Mit dem Kammerorchester der Wiener Konzerthausgesellschaft musizierte Enrico M a i n a r d i, der in der letzten Zeit gern den Cellobogen mit dem Dirigentenstab vertauscht. Seine Programme und seine Persönlichkeit als Dirigent beginnen Profil zu bekommen. Mainardis Lieblingskomponist unter den klassischen Meistern scheint Haydn zu sein, für dessen Interpretation der große Cellist durch intime Kenntnis und sorgsamste Betreuung der Streicher besonders geeignet erscheint. Mehr Sorgfalt wünschte man freilich auch dem Textautor des Programmes, der in Ravels bezaubernder, geistvoll-naiver Märchensuite „Ma Mere l’Oye" den Untertitel „Pavane de la belle au bois dormant" grob und falsch mit „Feierlicher Tanz der Bestie im Zauberwald" übersetzte. „Entretiens de la belle et de la bete" meint natürlich das Gespräch zwischen der Schönen und dem Tier und nicht etwa Gespräche „v o n der Schönen” und der ominösen „Bestie".

William Strickland machte uns in seinem zweiten Orchesterkonzert wieder mit einigen teils wenig bekannten, teils in Wien überhaupt noch nicht aufgeführten amerikanischen Komponisten bekannt, darunter zwei Frauen Mary Höwe und Julia Perry. Als stärkstes Stück erwies sich der Essay Nr. 2 für Orchester von Samuel Barber, wogegen das von Virginia Pleasants gespielte Klavierkonzert von William Schumann nicht recht überzeugen konnte.
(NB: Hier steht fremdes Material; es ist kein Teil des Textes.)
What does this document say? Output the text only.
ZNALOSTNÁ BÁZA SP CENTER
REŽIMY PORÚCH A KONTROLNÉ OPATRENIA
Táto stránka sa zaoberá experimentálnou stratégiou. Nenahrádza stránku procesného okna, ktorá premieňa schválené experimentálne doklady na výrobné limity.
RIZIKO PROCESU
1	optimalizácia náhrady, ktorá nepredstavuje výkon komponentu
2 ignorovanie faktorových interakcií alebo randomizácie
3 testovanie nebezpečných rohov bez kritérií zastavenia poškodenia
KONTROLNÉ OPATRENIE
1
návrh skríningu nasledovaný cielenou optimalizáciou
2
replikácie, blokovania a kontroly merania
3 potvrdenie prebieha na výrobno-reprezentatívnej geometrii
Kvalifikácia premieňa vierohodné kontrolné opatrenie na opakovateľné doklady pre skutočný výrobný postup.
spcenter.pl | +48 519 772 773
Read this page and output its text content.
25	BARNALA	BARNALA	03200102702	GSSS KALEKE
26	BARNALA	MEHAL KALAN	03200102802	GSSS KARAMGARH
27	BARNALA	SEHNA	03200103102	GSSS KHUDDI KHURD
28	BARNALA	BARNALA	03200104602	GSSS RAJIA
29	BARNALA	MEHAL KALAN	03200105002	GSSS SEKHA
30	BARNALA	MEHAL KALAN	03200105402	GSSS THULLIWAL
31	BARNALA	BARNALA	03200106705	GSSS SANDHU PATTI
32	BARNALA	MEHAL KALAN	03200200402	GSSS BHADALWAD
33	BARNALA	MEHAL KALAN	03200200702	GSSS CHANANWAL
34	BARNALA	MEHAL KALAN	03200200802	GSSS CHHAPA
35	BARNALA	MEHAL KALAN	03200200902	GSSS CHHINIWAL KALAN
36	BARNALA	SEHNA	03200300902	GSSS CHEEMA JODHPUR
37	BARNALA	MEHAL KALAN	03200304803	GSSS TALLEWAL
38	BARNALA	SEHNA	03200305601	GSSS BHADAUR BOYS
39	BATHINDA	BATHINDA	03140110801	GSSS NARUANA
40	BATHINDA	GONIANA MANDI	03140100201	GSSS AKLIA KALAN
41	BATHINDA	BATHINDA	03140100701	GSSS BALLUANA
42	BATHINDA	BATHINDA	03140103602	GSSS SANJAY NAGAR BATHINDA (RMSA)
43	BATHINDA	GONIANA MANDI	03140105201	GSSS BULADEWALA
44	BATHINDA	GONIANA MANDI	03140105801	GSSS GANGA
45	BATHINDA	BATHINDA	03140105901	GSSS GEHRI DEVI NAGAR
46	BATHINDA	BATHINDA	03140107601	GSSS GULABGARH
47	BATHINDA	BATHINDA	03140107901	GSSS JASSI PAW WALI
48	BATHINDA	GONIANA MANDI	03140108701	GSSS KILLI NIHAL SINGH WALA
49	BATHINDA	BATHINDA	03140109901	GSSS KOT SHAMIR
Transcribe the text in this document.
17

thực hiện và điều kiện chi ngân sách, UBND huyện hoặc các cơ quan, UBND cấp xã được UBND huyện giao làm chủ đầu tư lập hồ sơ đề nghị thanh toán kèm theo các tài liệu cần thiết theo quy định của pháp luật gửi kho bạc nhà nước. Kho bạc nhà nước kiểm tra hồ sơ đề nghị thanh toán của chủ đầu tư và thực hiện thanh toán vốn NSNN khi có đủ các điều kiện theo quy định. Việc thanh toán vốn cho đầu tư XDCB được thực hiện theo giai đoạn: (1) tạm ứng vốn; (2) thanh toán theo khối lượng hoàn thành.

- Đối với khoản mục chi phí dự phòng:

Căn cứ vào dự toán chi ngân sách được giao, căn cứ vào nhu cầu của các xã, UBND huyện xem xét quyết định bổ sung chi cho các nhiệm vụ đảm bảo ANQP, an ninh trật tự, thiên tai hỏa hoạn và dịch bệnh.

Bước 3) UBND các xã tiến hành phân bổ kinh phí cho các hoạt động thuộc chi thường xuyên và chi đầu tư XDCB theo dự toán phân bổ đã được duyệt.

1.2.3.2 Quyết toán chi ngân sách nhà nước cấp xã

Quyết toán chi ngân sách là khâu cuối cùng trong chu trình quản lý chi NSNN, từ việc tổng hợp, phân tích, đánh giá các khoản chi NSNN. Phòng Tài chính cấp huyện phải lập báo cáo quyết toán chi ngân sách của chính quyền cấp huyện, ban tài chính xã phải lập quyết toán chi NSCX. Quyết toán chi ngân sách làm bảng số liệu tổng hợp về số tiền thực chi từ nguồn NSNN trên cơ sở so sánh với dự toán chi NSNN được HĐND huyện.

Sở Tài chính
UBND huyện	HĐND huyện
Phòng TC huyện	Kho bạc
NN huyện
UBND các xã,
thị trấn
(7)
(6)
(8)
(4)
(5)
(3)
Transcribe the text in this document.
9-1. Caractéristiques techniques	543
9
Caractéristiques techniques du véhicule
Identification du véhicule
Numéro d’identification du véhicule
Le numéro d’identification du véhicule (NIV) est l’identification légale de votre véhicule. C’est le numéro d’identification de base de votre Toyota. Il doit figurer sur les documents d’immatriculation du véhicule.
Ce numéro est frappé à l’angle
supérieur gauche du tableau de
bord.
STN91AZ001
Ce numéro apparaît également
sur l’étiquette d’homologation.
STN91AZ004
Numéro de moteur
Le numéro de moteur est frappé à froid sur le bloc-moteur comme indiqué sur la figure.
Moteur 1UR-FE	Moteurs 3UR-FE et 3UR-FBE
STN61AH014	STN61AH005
Leider bietet uns dieses Konzert nicht den längst erwünschten Anlaß, auf die Eigenart und die eigenschöpferische Kraft der neuen amerikanischen Musik hinzuweisen, wogegen die Fähigkeiten des Dirigenten und seine Bemühungen um die lebenden Komponisten seines Heimatlandes gern anerkannt seien.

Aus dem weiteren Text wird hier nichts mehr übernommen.